C'est d'ailleurs le mouvement civil M62, qui avait déjà protesté contre l'opération Barkhane de l'armée française au Sahel et au Sahara, qui a lancé l'appel à manifester ce dimanche devant l'ambassade de Niamey.

Au Niger, un discours anti-français était lui-même "en maturation bien avant le putsch", estime Oussmane Ndiaye, rédacteur en chef de la rubrique Afrique de TV5 Monde.

"Le Sahel fait face à un discours anti-français, pas un sentiment anti-français, (...) c'est une critique de la politique que la France mène en Afrique, (qui date de) bien avant ce coup d'Etat", affirme-t-il sur notre antenne.

Une culture politique "en opposition à la France"

Selon lui, les manifestants sont "très jeunes" et "leur culture politique s'est construite dans une forme d'opposition à la France".

En effet, ces manifestants "ont commencé à se politiser en réaction au discours de Dakar de Nicolas Sarkozy" du 26 juillet 2007. Depuis la capitale sénégalaise, celui qui est alors président de la république déclare que "le drame de l'Afrique, c'est que l'homme africain n'est pas assez entré dans l'histoire."

Un discours "profondément ressenti comme blessant, comme remettant en cause le respect dû aux africains", commente Oussmane Ndiaye.

Il évoque aussi "les tentatives sous Jacques Chirac de réécriture de l'histoire coloniale" et des "bienfaits de la colonisation", faisant référence à une loi de 2005 très contestée qui mentionnait le "rôle positif de la présence française outre-mer, notamment en Afrique du Nord".

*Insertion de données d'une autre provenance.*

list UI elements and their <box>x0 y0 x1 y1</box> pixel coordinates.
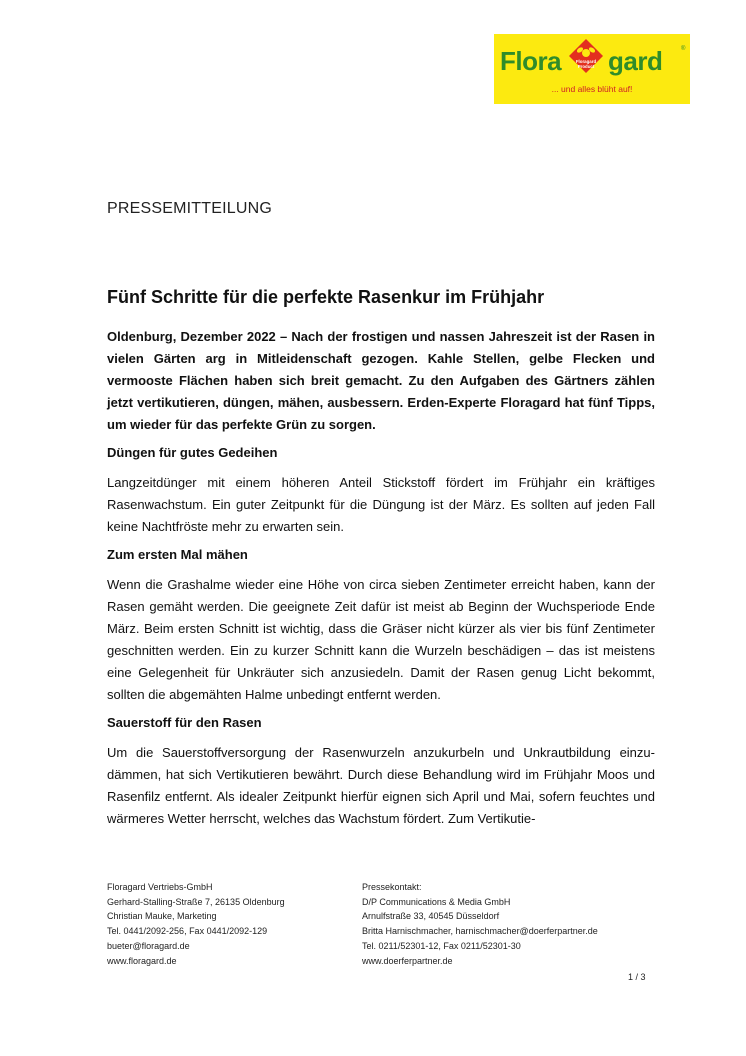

"Et puis cette génération a vécu le retour des interventions militaires de la France sur le continent, sur un temps très court elle est intervenue militairement beaucoup de fois, d'abord en Côte d'Ivoire en 2010-2011 dans un conflit politique interne, il y a eu des contestations" rappelle le journaliste avant de poursuivre: "l'autre intervention militaire très contestée par les Africains c'est celle en Libye (en 2011) qui s'est faite sans l'aval de l'Union africaine, sans que les Africains soit impliqués, et qui est restée très impopulaire".

Des drapeaux russes brandis par les manifestants

Il cite enfin une manifestation organisée en 2021 "contre une colonne de l'armée française qui passait par Téra", au nord-ouest du pays, et au cours de laquelle plusieurs manifestants sont morts, selon le gouverment nigérien.

Tout cela aboutit au fait qu'il y a "toujours eu depuis quelques années au Niger les ferments d'un discours de remise en cause de la France" selon Oussmane Ndiaye.

Quant à la présence de drapeaux russes, brandis ce dimanche devant l'ambassade française, "il ne faut pas particulièrement s'en émouvoir" pour la politologue Niagale Bagayoko.

"Il est très facile de payer des manifestants des sommes modiques pour qu'ils brandissent ce genre de symboles" assure-t-elle, précisant que le président élu Bazoum entretient des "relations très privilégiées" autant avec la France qu'avec la Russie "qui est le premier fournisseur d'armes de l'armée nigerienne".

Le quai d'Orsay indique ce dimanche soir dans un communiqué avoir pris "des mesures de renforcement de la sécurité" de l'ambassade française. Un peu plus tôt, Catherine Colonna a précisé qu'il n'y a "pas de décision d'évacuation" des ressortissants français à ce stade.